Thursday, July 14, 2011
The Rolling Stones' Love Pentagon
What happened between Mick Jagger, Keith Richards, Brian Jones, Marianne Faithfull, and Anita Pallenberg in the 60s in London (and elsewhere) is a tremendous rock myth. It’s mostly about intoxication— sexual, chemical, and otherwise. It’s also about love, longing, and betrayal. A number of contingent factors make the myth compelling— that all the protagonists are young and attractive, that they are famous, and also rebels (the Stones spent ’67, prime myth-time, both in court and in jail). Throw in a future of even greater fame, and this becomes Olympian stuff— the dramas of Gods. The story demystified is still interesting— Jagger woos Faithfull, Jones woos Pallenberg, Faithfull and Pallenberg become friends; Pallenberg dumps Jones for Richards (and Jagger), Faithfull woos Richards while with Jagger. The soap opera element fits perfectly with the Stones image and music— the way they were able to artfully transgress, where sex and sexuality were concerned. Fans could wonder where, say, “Have You Seen Your Mother, Baby, Standing in the Shadows?” was concerned, whether he was taunting Marianne Faithfull, who was already, at a young age, the mother of a child— “have you had another baby/ standing in the shadows?”
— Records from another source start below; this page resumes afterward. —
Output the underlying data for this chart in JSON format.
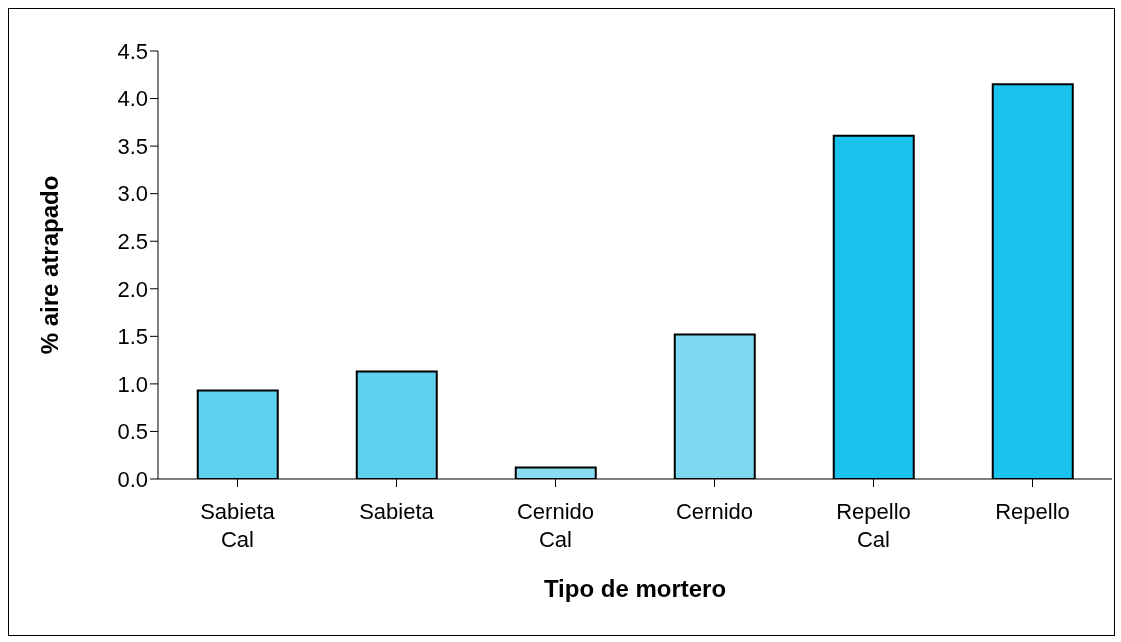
{
  "chart_data": {
    "type": "bar",
    "xlabel": "Tipo de mortero",
    "ylabel": "% aire atrapado",
    "categories": [
      "Sabieta Cal",
      "Sabieta",
      "Cernido Cal",
      "Cernido",
      "Repello Cal",
      "Repello"
    ],
    "values": [
      0.93,
      1.13,
      0.12,
      1.52,
      3.61,
      4.15
    ],
    "colors": [
      "#5fd0ee",
      "#5fd0ee",
      "#8adcf2",
      "#7fd8f2",
      "#19c3ee",
      "#19c3ee"
    ],
    "ylim": [
      0,
      4.5
    ],
    "yticks": [
      {
        "value": 0,
        "label": "0.0"
      },
      {
        "value": 0.5,
        "label": "0.5"
      },
      {
        "value": 1,
        "label": "1.0"
      },
      {
        "value": 1.5,
        "label": "1.5"
      },
      {
        "value": 2,
        "label": "2.0"
      },
      {
        "value": 2.5,
        "label": "2.5"
      },
      {
        "value": 3,
        "label": "3.0"
      },
      {
        "value": 3.5,
        "label": "3.5"
      },
      {
        "value": 4,
        "label": "4.0"
      },
      {
        "value": 4.5,
        "label": "4.5"
      }
    ],
    "grid": false,
    "legend": false
  }
}
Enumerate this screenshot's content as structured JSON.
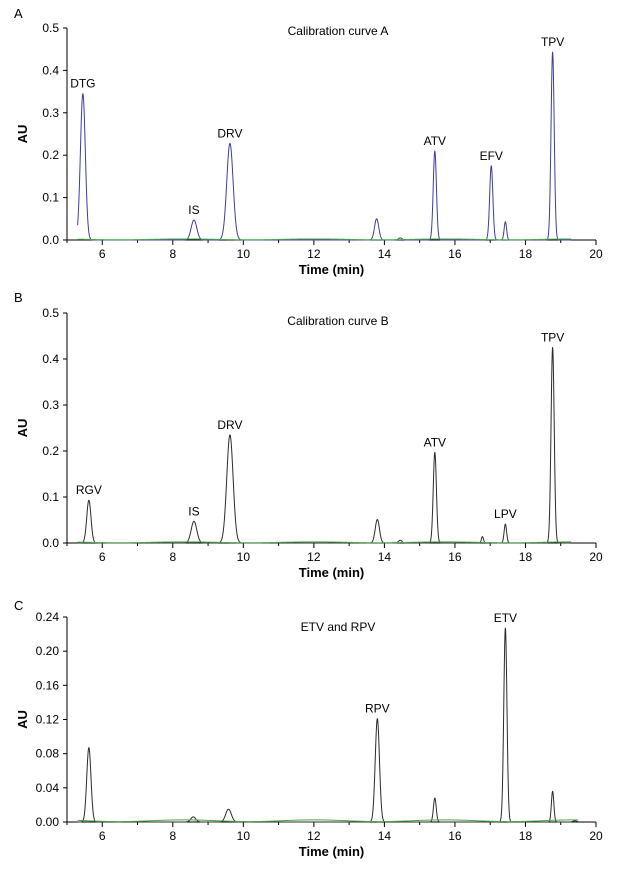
{
  "chart_data": [
    {
      "type": "line",
      "panel": "A",
      "title": "Calibration curve  A",
      "xlabel": "Time (min)",
      "ylabel": "AU",
      "xlim": [
        5,
        20
      ],
      "ylim": [
        0,
        0.5
      ],
      "xticks": [
        6,
        8,
        10,
        12,
        14,
        16,
        18,
        20
      ],
      "yticks": [
        0.0,
        0.1,
        0.2,
        0.3,
        0.4,
        0.5
      ],
      "ytick_labels": [
        "0.0",
        "0.1",
        "0.2",
        "0.3",
        "0.4",
        "0.5"
      ],
      "grid": false,
      "trace_end": 19.3,
      "peaks": [
        {
          "label": "DTG",
          "x": 5.45,
          "y": 0.345,
          "w": 0.07
        },
        {
          "label": "IS",
          "x": 8.6,
          "y": 0.047,
          "w": 0.08
        },
        {
          "label": "DRV",
          "x": 9.62,
          "y": 0.228,
          "w": 0.09
        },
        {
          "label": "",
          "x": 13.78,
          "y": 0.05,
          "w": 0.06
        },
        {
          "label": "",
          "x": 14.45,
          "y": 0.005,
          "w": 0.05
        },
        {
          "label": "ATV",
          "x": 15.43,
          "y": 0.21,
          "w": 0.045
        },
        {
          "label": "EFV",
          "x": 17.03,
          "y": 0.175,
          "w": 0.045
        },
        {
          "label": "",
          "x": 17.43,
          "y": 0.043,
          "w": 0.035
        },
        {
          "label": "TPV",
          "x": 18.77,
          "y": 0.443,
          "w": 0.045
        }
      ],
      "series": [
        {
          "color": "#3d3d9e"
        },
        {
          "color": "#4aa84a",
          "baseline": true
        }
      ]
    },
    {
      "type": "line",
      "panel": "B",
      "title": "Calibration curve  B",
      "xlabel": "Time (min)",
      "ylabel": "AU",
      "xlim": [
        5,
        20
      ],
      "ylim": [
        0,
        0.5
      ],
      "xticks": [
        6,
        8,
        10,
        12,
        14,
        16,
        18,
        20
      ],
      "yticks": [
        0.0,
        0.1,
        0.2,
        0.3,
        0.4,
        0.5
      ],
      "ytick_labels": [
        "0.0",
        "0.1",
        "0.2",
        "0.3",
        "0.4",
        "0.5"
      ],
      "grid": false,
      "trace_end": 19.3,
      "peaks": [
        {
          "label": "RGV",
          "x": 5.62,
          "y": 0.093,
          "w": 0.06
        },
        {
          "label": "IS",
          "x": 8.6,
          "y": 0.047,
          "w": 0.08
        },
        {
          "label": "DRV",
          "x": 9.62,
          "y": 0.235,
          "w": 0.09
        },
        {
          "label": "",
          "x": 13.8,
          "y": 0.051,
          "w": 0.06
        },
        {
          "label": "",
          "x": 14.45,
          "y": 0.006,
          "w": 0.05
        },
        {
          "label": "ATV",
          "x": 15.43,
          "y": 0.197,
          "w": 0.045
        },
        {
          "label": "",
          "x": 16.78,
          "y": 0.014,
          "w": 0.03
        },
        {
          "label": "LPV",
          "x": 17.43,
          "y": 0.041,
          "w": 0.035
        },
        {
          "label": "TPV",
          "x": 18.77,
          "y": 0.425,
          "w": 0.045
        }
      ],
      "series": [
        {
          "color": "#2b2b2b"
        },
        {
          "color": "#4aa84a",
          "baseline": true
        }
      ]
    },
    {
      "type": "line",
      "panel": "C",
      "title": "ETV and RPV",
      "xlabel": "Time (min)",
      "ylabel": "AU",
      "xlim": [
        5,
        20
      ],
      "ylim": [
        0,
        0.24
      ],
      "xticks": [
        6,
        8,
        10,
        12,
        14,
        16,
        18,
        20
      ],
      "yticks": [
        0.0,
        0.04,
        0.08,
        0.12,
        0.16,
        0.2,
        0.24
      ],
      "ytick_labels": [
        "0.00",
        "0.04",
        "0.08",
        "0.12",
        "0.16",
        "0.20",
        "0.24"
      ],
      "grid": false,
      "trace_end": 19.5,
      "peaks": [
        {
          "label": "",
          "x": 5.62,
          "y": 0.087,
          "w": 0.06
        },
        {
          "label": "",
          "x": 8.58,
          "y": 0.006,
          "w": 0.07
        },
        {
          "label": "",
          "x": 9.58,
          "y": 0.015,
          "w": 0.08
        },
        {
          "label": "RPV",
          "x": 13.8,
          "y": 0.121,
          "w": 0.06
        },
        {
          "label": "",
          "x": 15.43,
          "y": 0.028,
          "w": 0.04
        },
        {
          "label": "ETV",
          "x": 17.43,
          "y": 0.227,
          "w": 0.045
        },
        {
          "label": "",
          "x": 18.77,
          "y": 0.036,
          "w": 0.035
        },
        {
          "label": "",
          "x": 19.4,
          "y": 0.0015,
          "w": 0.05
        }
      ],
      "series": [
        {
          "color": "#2b2b2b"
        },
        {
          "color": "#4aa84a",
          "baseline": true
        }
      ]
    }
  ]
}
Jagger’s lyrics of that era were obsessive about sexual power dynamics— not only sexually charged, but loaded to the extent that government authorities were uncomfortable with them. The dynamic is that the British government couldn’t target the Beatles that much— they were seen (truly or falsely) to maintain a “family entertainment” level, and they had refurbished the image of Britain and British entertainment around the world. The Stones, less commercially dominant than the Beatles and with a debauched reputation, were perfect targets. That the police stumbled on a nude Marianne Faithfull while raiding Keith Richards’ house sent the whole imbroglio into overdrive, and inadvertently consolidated the Stones’ image. The myth woven out of these materials set the Stones over the Beatles on many levels— the Stones’ mystique was seen to be more potent than the Beatles’; they could never be accused of being “pop” or “family” like the Beatles could; they embodied sensuality, danger, and transgression. The association with Anita Pallenberg also gave them a glaze of the Continental— her European glamour rubbed off on them. The big loser in the nexus was Brian Jones; rejected by the other four, he left the band in ’69 and died soon after. The mysterious circumstances of his death are another wrinkle in the Stones’ mythology— no one in forty years has been able to prove conclusively whether he was murdered or not. Brian, the myth goes, never recovered from Anita Pallenberg’s defection to Keith Richards.
The chiasmus from circumstances like these to a song like “Sympathy for the Devil” is intriguing— not just because Jagger dares to talk in the voice of the Devil, but because the Stones’ image at the time was borderline-Satanic. The Beatles seemed benevolent deities in comparison. Part of the Satanic facet of the Stones’ image was just the willingness to tell the truth— as in “Street Fighting Man,” which was, for all intents and purposes, a confession of political impotence. The Let It Bleed songs linger on images of death, violence, despair, drug addiction, and personal frailty. That the Stones, by the end of the 60s, could already be called (Brian Jones aside) survivors is part of their mythology. It’s a mythology with enough cultural necessity and uniqueness to have lasted to 2011. The Beatles “center” needed an anti-center, even if, personally, the Beatles could be just as debauched as the Stones; and the Beatles even had moments of transgression. But the 60s media needed them in place as good guys. The Stones’ blunt honesty and sexualized songs opened the door for the media to portray them as new-school Byrons. The Stones’ “love pentagon” has become the mythological backbone of a rock-solid bit of rock cultural signage. Multiple identities and the allowance of bisexual impulses— that’s the nut-shell version. It’s “everyone sleeps with everyone.” Importantly, Jagger and Richards wrote the right songs to back the mythology up. Without the songs, it’s unlikely the myths would’ve stuck.